Meg Murray is having a difficult time accepting that her father, who hasn’t been heard from in months, may not be coming back. An encounter one stormy night with the strange old woman, Mrs. Whatsit, becomes the beginning of an amazing journey for Meg, her little brother Charles Wallace, and her classmate Calvin O’Keefe, as they are whisked off to different planets, meet different races, and face off against a darkness that threatens to swallow up not only the Earth but the entire universe.
Review: A Wrinkle in Time The Graphic Novel
Written by Madeleine L’Engle; Adapted and Illustrated by Hope Larson
Margaret Ferguson Books, October 2012
392 pgs., $19.99
I never read A Wrinkle in Time when I was growing up. I was aware of the series but found the edition cover at the time weird and not very inviting, so I never picked it up. With the release of this 50th anniversary graphic edition, I decided to finally read it. For the most part I did enjoy it. There are a lot of concepts that were presented in an intriguing way, but there were still a few bumps along the way.

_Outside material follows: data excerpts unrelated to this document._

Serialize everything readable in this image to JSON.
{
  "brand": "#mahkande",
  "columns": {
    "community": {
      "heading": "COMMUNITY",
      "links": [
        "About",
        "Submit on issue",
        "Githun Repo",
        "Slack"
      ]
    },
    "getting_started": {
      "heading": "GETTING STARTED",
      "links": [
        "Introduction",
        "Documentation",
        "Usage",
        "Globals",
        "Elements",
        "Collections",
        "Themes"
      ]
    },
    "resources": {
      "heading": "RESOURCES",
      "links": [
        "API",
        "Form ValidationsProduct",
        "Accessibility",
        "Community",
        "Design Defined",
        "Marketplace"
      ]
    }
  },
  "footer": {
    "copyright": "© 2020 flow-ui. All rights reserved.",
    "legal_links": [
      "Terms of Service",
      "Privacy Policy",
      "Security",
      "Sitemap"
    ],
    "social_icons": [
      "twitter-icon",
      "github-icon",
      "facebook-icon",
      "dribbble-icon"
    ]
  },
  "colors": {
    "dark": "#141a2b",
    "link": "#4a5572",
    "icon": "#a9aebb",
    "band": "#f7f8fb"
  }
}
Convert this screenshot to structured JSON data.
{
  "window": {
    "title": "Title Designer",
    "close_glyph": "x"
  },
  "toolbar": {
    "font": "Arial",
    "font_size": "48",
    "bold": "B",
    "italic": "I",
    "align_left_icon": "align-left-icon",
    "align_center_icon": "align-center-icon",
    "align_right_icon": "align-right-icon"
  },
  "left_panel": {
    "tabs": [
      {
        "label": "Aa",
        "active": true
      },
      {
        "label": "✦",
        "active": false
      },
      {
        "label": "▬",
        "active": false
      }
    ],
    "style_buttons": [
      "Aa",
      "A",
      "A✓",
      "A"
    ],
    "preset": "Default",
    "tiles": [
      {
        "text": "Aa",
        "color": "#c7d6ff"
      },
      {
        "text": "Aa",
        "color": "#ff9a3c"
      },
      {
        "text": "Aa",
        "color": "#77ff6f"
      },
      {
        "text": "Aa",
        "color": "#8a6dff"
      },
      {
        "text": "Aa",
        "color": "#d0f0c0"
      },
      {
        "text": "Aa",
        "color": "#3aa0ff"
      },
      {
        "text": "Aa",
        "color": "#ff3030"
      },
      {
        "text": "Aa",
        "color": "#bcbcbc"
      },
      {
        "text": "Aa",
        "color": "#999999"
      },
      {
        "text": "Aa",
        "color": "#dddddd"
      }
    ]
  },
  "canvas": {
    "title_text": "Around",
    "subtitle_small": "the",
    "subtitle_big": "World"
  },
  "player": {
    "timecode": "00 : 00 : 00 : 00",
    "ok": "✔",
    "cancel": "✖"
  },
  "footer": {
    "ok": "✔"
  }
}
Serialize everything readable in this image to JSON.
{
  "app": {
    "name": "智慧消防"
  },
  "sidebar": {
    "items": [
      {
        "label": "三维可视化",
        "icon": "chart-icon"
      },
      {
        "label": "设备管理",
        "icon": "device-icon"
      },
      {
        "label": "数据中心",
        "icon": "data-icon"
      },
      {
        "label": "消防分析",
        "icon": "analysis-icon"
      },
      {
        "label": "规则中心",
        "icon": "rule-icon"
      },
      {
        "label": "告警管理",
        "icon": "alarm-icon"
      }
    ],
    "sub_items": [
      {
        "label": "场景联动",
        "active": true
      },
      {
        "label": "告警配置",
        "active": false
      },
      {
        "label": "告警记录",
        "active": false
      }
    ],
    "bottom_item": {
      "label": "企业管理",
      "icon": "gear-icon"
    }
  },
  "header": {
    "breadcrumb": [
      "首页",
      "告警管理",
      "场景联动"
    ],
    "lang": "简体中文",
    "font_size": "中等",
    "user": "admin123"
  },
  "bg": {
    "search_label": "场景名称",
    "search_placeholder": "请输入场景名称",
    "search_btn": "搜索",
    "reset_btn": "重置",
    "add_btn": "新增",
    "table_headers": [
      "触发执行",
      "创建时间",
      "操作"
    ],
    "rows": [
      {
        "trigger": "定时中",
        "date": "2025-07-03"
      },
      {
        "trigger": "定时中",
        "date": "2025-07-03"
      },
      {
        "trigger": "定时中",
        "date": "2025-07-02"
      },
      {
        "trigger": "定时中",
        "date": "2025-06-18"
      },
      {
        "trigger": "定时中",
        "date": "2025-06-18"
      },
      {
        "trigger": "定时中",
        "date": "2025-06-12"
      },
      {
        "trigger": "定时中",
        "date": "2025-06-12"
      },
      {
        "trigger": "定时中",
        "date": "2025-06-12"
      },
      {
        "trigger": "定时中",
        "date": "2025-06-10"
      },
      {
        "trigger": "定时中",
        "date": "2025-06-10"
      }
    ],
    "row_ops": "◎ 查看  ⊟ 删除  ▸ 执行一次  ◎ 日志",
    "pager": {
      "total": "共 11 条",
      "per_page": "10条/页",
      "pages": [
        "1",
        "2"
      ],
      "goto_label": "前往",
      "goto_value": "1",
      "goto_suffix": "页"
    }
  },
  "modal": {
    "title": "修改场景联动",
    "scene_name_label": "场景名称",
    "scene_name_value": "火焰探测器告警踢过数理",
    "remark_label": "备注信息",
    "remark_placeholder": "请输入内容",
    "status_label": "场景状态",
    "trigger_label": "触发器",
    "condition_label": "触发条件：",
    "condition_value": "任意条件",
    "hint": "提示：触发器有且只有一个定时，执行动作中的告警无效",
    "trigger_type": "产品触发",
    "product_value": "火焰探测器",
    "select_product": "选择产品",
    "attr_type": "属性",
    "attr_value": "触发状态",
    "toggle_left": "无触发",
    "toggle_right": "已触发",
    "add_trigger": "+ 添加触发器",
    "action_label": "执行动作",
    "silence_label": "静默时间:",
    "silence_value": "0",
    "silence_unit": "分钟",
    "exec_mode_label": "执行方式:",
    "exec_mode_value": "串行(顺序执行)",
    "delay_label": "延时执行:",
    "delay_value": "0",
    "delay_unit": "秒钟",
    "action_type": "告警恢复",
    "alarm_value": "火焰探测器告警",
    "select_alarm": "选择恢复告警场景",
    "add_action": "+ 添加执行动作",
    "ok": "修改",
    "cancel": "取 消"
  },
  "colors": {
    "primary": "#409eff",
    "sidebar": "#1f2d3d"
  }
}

A Wrinkle in Time is the journey of one girl, Meg, to find and rescue her father. With the help of family and friends, human and alien, she not only does this but also learns to accept herself for who she is. When we first meet Meg, she is insecure about her appearance and her place in the world. She is angry and often lashes out at her schoolmates and is scolded for not conforming. Meg is a great role model for teenage girls. She has a lot of the same doubts and feeling about herself as they would. Through her journey, girls will see it’s okay to like math and science. It’s okay to be different. It’s okay to like who you are and not have to be like everyone else. This is a message that needs to get out to girls more. Meg is portrayed very realistically making her journey and discoveries about herself all the more believable.
As we follow Meg and her friends on her journey, there were some interesting themes introduced. The one I found most fascinating was the tesseract. The idea of bending space to reach a destination faster is one sci-fi fans are very familiar with today. That it could be introduced so simply and explained with the same simple elegance as folding two wrinkles in a skirt together just struck me. It is the most memorable moment of the book for me. I also liked the use of the theme of individualism vs conformity. Meg resists her teacher’s pressure to conform out of stubbornness, but it’s that stubbornness and her strength as an individual that helps to free her father from IT. The people of Camazotz give in to the pressure to conform, and as a result can’t escape and live in constant fear.
The theme of good and evil is the main theme of this book. The Mrs. W’s represent the side of good and light fighting IT and the Black Thing that represents evil and darkness. While the battle of good and evil is a standard theme, and the players are shown to be very plainly on one side or the other, I did like how Earth was shown to have been taken by neither side. The forces of good keep the darkness at bay through poets, musicians and thinkers. It’s the creative individuals that keeps humans from falling into the hands of the Black Thing. That’s another good message for children to see.
The story is supposed to have a prominent Christian message, but honestly, I didn’t see it in this adaptation. While there are Bible quotes and mentions of Jesus as one of the fighters against the darkness, the battle of good vs evil is given a more secular presentation. This is a good thing, as it makes the book more accessible to those who don’t follow the Christian faith. The concepts L’Engle presents are useful for anyone to follow, no matter what their religion of beliefs.
A Wrinkle in Time is Meg’s story, but I found most of the way through it, she wasn’t the character I was interested in. I found Calvin more to my liking. Maybe it’s because I’ve moved on from the teenage issues Meg is going through, and would prefer not to remember those times, but personally, I just didn’t care for Meg. She was too angry and pessimistic at times for me. I’m not saying she was a bad character, she just didn’t appeal to me. Neither did Charles Wallace. He was a little too odd for me, but his connection with Meg was wonderful to see.
The ending really threw me for a loop. I’m still really not quite sure what happened. I had to flip through the last pages a couple of times to make sure I didn’t skip some pages, or miss something. I do feel like something is missing, but having not read the book, I can’t say if it was intentional or not. It did leave me confused, and made for something of a let down at the end.
A Wrinkle in Time is still a satisfying read. Hope Larson’s art is open and friendly, making many of the concepts easy to understand and the graphic adaptation may get more kids to read it. The story continues to be relevant 50 years later. No matter what the culture or time, teenagers will still have doubts about themselves and will still have to go on their own journey as Meg did to find themselves and their place in the world. This title is a good guide for that.